> Hi Lee,
> I became an academic person long ago with a
> special interest in light. Not light, as energy,
> but light as information, and the neuro and
> cognitive processing of that information. Along
> the way, I was thoroughly schooled in how confused
> and messed up things were in science, best
> explained by Thomas Kuhn:
> I actually met Thomas about the time I was
> participating in a full scale Cognitive revolution
> in academia, and the experimental studies being
> carried out all around me were fascinating. A fun
> read from this era is Plans and the structure
> of behavior:
You mention Kuhn often.
> The source of much of my revolutionary thinking
> was, The senses considered as perceptual
I'm a stones and bones kind of guy.
> It was in Hawaii, working on a telemedicine
> project, that I stumbled upon "Fingerprints . . ."
> and devoured the contents. With such a radical
> scientific background--even within the academic
> world--I was not at all surprised to see Graham
> similarly tackle established dogma in fields that
> I knew nothing about. What surprised me a little,
> was that we academics were thought of as locked
> into dogma--to be exposed and enlightened by free
> thinking free lancers like Graham. But, the
> writing was compelling, and the discoveries seemed
> real--sounded like fun. Besides,I had always been
> a fan of blue sky thinking.
Its interesting how many people were first exposed to this subject, at least in a more in depth way, by FoG. Graham's impact on this genre, and public awareness of the subject at large, cannot be understated.
> The big difference I see, after following
> developments for 20 years or so is that so many of
> the contributors are really lacking in appropriate
> training in basic science and philosophy.
This is not a prerequisite and when needed they can/should easily defer to others.
> So they
> do it wrong--but don't understand why their
> contribution has not been widely accepted.
Can you give specific examples?
> deeper issue is that many of Graham's flashy
> fantasies of lost civilizations can't be tested in
> sufficient detail to be truly supported--even if
> the "know-how" and resources were available.
History can be like that though, part of the reason why it is so open to interpretation and speculation.

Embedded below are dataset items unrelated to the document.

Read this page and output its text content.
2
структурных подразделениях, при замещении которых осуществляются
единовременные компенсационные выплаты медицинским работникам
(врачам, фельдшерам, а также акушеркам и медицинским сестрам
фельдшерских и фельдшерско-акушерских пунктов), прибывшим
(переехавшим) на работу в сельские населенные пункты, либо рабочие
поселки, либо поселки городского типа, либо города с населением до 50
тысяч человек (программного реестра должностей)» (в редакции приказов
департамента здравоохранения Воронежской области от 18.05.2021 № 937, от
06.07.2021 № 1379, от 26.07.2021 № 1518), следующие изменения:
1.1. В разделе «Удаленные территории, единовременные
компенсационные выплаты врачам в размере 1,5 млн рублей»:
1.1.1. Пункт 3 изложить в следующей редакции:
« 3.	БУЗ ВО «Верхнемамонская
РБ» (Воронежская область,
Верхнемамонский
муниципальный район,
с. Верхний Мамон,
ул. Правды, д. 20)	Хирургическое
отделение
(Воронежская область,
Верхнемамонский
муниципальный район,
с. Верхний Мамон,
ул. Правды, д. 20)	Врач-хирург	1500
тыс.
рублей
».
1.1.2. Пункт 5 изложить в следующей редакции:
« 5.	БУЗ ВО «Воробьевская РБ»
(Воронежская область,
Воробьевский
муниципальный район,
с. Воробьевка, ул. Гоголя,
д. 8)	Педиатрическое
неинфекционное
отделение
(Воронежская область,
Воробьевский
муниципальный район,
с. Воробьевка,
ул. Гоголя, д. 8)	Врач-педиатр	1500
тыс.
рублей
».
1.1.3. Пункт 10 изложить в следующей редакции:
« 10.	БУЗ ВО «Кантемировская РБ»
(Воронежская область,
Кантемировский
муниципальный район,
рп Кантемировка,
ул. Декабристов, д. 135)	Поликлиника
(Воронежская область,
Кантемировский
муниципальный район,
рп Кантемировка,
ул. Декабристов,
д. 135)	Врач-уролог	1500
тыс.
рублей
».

> I've admired what you've contributed in Mysteries
> for a long time, and hope some of it turns into a
> book. I think it represents some of the best
> efforts to add some of the detail sorely lacking
> in Graham's books.
Thanks Ray. Very kind of you.
> Efforts to get more "sciency" in speculations
> about human cognitive processes, consciousness,
> and the universe seem to be new areas--especially
> when they involve some sort of computer
> simulation. It may be an area of exploration for
> the future, but so far I've found examples at GHMB
> far too sensationalistic.
Almost unanimously gobbledygook.
> So far, ones I've
> explored lack detail much as in Graham's early
> I never forget that there are two kinds of bad
> theories: ones that explain too little; and ones
> that explain too much. At GHMB, the theories
> never explain too little.
I think the problem is what they are thing to explain is nonsense in the first place.